Last week I introduced the idea that we profane our work when we make it all about ourselves.
My mentor—Dr. Kinlaw—taught me a key principle of the universe regarding our design; we are to have an outward versus inward focus for true success. Consider the universe designed with an “others-orientation”: The sun shines on the earth to help produce life, the moon's gravitational pull serves to clean our shores via the tides, the myriad species of flora and fauna on our planet sustain us with life.
Kinlaw told me about Augustine’s definition of sin captured in the Latin phrase, “incurvatus in se” which simply means curved inward on oneself. When we operate with an outward focus—serving others, serving God—versus an inward focus of serving me, things just go a whole lot better. We experience success. Your marriage works better when each of you is all about the other. Your work environment improves when you treat your employees with respect and fairness.
When my work is focused on the betterment of others and society, I am operating in alignment with the “grain of the universe”, to borrow the words of Stanley Hauerwas. I’m curved outward. But when everything is about me—I’m curved inward—everything degenerates into prideful and selfish outcomes. I lie, steal, cheat, abuse—I do whatever it takes to make me look good and serve self. Work is now about self-worship; I’m curved in on myself instead of curved outward. If my work is worship—placing worth and value outside of myself—I am no longer sinning but operating according to the original design intended for me.

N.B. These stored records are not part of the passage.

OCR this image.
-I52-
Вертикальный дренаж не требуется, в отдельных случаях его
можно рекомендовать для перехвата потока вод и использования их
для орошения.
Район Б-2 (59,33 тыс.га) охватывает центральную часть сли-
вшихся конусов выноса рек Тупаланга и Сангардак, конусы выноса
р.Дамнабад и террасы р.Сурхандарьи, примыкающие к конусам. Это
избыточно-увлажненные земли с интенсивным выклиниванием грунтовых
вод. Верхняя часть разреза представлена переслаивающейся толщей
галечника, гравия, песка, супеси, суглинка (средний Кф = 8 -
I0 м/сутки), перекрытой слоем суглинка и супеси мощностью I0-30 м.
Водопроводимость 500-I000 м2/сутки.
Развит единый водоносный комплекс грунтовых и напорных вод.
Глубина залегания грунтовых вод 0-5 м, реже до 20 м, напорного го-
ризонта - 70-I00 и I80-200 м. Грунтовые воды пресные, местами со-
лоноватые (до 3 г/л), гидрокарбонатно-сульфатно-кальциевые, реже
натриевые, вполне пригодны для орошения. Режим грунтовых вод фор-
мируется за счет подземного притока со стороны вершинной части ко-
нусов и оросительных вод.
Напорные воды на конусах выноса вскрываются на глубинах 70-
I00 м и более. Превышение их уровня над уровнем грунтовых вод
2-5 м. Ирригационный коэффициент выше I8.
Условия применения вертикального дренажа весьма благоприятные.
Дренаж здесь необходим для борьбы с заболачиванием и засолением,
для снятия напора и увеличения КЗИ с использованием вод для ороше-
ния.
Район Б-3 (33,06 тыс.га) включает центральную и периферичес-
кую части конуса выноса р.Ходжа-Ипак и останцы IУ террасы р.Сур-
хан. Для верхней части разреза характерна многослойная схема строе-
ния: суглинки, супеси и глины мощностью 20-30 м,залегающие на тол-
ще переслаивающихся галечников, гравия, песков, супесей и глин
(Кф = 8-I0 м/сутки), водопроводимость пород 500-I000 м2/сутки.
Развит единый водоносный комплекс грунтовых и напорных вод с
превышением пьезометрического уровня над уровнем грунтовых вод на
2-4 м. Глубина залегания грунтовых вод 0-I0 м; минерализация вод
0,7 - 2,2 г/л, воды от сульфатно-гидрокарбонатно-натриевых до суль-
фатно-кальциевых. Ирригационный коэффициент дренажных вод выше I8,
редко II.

Need a real-world example of profanity in business? Consider the 2001-2002 corporate scandals committed by Bernie Ebbers from Worldcom and Kenneth Lay of Enron. What's truly sad is that both of these men were Sunday school teachers who professed faith in Jesus yet both massively ripped off their employees. Why? Their work was not worship, rather, they were serving self with their work, going against the grain of the universe.